Après avoir essayé en 1994, avec le Peugeot 806 et le Citroën Évasion, de se faire une place sur le segment des grands monospaces, PSA a compris qu'il lui fallait bien plus qu'un véhicule au style d'utilitaire pour concurrencer le Renault Espace. A cet effet, Peugeot 807 et Citroën C8 sont montés en gamme et ont gagné en personnalité. Au style bourgeois et rigoureux du premier, répond l'esthétique tout en rondeur du second.
Développés sur la plate-forme de la précédente génération, les monospaces PSA ont, grâce à l'accroissement de 29 cm des porte-à-faux, revu leurs mensurations à la hausse. Malheureusement, cette générosité n'a pas profité à l'habitabilité, certes satisfaisante. Toutefois, elle a permis d'étirer la ligne et d'offrir une meilleure protection des passagers en cas de choc.

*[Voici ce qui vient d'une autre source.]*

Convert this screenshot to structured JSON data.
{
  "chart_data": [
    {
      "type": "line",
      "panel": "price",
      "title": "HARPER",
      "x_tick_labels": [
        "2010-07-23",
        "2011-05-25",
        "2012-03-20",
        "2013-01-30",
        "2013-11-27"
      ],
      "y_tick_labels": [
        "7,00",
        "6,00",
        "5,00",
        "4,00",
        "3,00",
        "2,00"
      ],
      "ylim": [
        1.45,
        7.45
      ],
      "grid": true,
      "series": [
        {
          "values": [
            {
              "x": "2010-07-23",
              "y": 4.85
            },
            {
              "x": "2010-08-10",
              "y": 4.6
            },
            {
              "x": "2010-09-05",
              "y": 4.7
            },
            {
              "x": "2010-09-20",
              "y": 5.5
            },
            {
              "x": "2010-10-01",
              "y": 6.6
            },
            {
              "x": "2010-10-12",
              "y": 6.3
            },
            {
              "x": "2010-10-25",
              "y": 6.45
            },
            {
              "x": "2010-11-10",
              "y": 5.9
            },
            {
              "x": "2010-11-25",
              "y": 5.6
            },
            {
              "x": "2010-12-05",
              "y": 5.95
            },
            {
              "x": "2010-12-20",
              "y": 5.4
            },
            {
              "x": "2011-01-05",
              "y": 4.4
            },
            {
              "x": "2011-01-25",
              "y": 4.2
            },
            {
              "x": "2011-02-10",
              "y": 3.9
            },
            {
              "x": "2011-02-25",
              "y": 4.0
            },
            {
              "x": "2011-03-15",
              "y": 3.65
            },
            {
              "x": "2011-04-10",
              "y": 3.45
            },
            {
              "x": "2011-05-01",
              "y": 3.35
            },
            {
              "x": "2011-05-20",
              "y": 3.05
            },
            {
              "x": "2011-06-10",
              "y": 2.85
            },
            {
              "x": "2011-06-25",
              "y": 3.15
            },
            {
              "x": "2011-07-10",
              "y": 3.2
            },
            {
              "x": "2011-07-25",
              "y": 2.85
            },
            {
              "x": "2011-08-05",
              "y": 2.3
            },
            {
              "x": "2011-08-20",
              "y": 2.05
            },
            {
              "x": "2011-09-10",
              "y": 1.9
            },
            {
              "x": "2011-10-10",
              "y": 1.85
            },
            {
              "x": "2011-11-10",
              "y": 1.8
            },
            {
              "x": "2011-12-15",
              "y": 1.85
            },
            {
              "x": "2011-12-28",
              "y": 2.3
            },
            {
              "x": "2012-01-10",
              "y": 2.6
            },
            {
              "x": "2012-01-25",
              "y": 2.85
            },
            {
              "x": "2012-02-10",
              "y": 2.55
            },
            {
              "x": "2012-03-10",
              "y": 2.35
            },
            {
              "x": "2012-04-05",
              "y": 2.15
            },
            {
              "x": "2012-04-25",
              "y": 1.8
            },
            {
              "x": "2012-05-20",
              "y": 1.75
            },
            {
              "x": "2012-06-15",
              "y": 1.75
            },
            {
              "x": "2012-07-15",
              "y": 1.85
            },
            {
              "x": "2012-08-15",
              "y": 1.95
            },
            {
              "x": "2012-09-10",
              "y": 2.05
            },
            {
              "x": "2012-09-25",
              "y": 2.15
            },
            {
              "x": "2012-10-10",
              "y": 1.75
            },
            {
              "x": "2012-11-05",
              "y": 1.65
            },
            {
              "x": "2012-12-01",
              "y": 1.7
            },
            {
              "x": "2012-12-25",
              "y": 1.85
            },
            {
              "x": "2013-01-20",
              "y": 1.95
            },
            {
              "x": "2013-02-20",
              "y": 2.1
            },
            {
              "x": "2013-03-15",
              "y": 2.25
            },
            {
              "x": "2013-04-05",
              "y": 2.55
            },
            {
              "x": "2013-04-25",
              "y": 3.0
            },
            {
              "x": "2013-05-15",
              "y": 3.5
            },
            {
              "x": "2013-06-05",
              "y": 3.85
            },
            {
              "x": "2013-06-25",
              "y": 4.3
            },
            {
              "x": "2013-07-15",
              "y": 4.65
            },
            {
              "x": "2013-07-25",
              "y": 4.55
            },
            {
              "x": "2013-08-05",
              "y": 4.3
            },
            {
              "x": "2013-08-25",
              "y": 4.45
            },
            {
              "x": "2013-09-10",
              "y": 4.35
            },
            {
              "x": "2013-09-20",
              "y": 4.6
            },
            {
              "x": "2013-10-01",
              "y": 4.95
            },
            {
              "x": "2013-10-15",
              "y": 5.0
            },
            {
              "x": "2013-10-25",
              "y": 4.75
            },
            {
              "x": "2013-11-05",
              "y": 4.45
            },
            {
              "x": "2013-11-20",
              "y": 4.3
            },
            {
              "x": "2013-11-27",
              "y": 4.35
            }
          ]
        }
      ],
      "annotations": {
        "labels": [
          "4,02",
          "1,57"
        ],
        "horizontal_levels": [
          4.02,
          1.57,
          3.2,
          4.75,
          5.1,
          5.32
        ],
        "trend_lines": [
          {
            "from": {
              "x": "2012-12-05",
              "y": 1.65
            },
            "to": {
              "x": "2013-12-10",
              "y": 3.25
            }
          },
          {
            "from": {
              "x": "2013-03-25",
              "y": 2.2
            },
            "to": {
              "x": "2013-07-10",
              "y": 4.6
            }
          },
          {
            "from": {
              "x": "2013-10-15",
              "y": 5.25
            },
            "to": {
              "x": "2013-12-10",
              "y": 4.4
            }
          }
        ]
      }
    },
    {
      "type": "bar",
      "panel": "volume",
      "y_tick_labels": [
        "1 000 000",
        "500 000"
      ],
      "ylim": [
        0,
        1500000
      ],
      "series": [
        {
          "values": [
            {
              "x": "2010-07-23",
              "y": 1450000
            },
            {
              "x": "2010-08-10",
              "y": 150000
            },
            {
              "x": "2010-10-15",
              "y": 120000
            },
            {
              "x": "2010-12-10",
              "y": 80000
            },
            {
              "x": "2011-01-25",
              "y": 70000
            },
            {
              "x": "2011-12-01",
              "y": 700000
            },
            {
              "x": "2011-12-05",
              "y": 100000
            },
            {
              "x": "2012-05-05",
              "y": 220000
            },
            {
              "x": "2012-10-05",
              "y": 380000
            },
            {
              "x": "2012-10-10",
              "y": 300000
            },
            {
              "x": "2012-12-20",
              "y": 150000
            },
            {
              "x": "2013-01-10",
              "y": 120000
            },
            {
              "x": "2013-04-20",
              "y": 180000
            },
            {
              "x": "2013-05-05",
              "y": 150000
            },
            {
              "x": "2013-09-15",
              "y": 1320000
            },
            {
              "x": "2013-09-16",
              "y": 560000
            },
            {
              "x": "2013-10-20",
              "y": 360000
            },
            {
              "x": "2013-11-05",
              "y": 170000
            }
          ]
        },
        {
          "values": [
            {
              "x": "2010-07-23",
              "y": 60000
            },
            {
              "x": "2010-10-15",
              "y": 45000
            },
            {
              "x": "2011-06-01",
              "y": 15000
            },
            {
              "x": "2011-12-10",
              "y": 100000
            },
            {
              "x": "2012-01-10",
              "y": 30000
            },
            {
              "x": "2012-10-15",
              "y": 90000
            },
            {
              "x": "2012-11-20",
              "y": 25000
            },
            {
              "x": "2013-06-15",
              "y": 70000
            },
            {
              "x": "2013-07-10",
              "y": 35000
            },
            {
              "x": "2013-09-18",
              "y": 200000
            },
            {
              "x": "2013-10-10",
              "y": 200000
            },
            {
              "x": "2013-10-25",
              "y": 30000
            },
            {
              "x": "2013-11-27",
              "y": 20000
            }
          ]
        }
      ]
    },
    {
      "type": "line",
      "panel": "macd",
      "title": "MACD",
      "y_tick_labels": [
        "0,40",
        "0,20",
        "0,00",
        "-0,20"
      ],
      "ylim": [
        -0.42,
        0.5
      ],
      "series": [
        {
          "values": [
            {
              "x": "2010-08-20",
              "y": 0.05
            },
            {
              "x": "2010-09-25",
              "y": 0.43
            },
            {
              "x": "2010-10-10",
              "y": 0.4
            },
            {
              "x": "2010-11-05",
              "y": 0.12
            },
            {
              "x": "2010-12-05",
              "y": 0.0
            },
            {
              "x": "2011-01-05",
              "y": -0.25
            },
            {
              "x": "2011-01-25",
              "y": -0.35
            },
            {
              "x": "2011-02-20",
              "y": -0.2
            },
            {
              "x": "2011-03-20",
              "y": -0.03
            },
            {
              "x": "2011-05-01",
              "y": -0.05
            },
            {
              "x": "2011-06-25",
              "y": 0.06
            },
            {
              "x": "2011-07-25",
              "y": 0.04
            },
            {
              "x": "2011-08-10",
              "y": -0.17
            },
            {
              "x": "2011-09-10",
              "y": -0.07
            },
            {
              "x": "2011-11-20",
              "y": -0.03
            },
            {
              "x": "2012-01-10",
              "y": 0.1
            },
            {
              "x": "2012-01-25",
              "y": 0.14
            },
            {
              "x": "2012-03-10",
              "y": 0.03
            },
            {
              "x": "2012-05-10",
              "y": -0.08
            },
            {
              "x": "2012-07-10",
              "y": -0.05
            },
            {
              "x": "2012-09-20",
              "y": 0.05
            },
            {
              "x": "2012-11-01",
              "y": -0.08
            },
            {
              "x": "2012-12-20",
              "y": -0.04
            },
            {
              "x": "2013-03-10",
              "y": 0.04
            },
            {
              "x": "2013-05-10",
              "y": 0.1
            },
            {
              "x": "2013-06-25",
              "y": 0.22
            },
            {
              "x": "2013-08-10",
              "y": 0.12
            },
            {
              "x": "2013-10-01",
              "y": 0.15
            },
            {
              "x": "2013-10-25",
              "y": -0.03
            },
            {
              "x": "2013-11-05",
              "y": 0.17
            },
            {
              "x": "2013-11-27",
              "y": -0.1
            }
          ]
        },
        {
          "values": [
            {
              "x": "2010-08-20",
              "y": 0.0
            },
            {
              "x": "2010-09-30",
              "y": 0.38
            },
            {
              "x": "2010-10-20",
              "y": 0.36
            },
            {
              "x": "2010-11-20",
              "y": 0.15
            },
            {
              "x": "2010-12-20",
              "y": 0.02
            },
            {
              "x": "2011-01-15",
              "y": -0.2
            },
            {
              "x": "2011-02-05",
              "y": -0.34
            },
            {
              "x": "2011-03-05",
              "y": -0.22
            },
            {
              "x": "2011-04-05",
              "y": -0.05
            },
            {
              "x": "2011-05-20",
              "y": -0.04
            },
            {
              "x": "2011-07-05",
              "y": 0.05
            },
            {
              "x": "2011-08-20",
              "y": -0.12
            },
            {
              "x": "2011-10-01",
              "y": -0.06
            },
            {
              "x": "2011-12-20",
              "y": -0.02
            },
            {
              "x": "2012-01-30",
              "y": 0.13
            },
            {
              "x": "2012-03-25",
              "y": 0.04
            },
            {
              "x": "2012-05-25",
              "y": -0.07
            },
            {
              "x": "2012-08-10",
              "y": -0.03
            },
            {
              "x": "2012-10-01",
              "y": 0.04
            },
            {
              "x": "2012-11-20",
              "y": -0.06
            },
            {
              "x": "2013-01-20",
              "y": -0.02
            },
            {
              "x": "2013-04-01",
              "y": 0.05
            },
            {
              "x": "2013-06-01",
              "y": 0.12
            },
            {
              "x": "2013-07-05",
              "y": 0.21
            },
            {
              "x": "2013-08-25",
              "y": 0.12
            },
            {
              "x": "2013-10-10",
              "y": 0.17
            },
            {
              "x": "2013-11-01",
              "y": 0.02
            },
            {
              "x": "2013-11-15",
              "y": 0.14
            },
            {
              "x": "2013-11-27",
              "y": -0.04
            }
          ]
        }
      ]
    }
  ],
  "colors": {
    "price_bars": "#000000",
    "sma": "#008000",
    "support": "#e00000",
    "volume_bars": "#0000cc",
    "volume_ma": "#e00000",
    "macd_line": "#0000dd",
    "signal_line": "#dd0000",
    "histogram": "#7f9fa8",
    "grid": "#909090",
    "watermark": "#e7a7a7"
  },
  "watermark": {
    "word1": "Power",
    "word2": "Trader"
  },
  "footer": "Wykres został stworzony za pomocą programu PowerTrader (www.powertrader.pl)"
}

A l'intérieur, les efforts réalisés en matière de modularité et de fonctionnalité sont flagrants. Le poste de conduite a gagné en ergonomie et, à l'instar du Renault Espace, l'instrumentation a migré au centre de la planche de bord. Très lumineux, l'habitacle offre une qualité de finition et d'assemblage à la mesure de leur statut. En matière d'espaces de rangement, les passagers installés l'avant ont l'embarras du choix, contrairement à ceux de l'arrière qui chercheront un quelconque endroit où ranger leurs effets personnels.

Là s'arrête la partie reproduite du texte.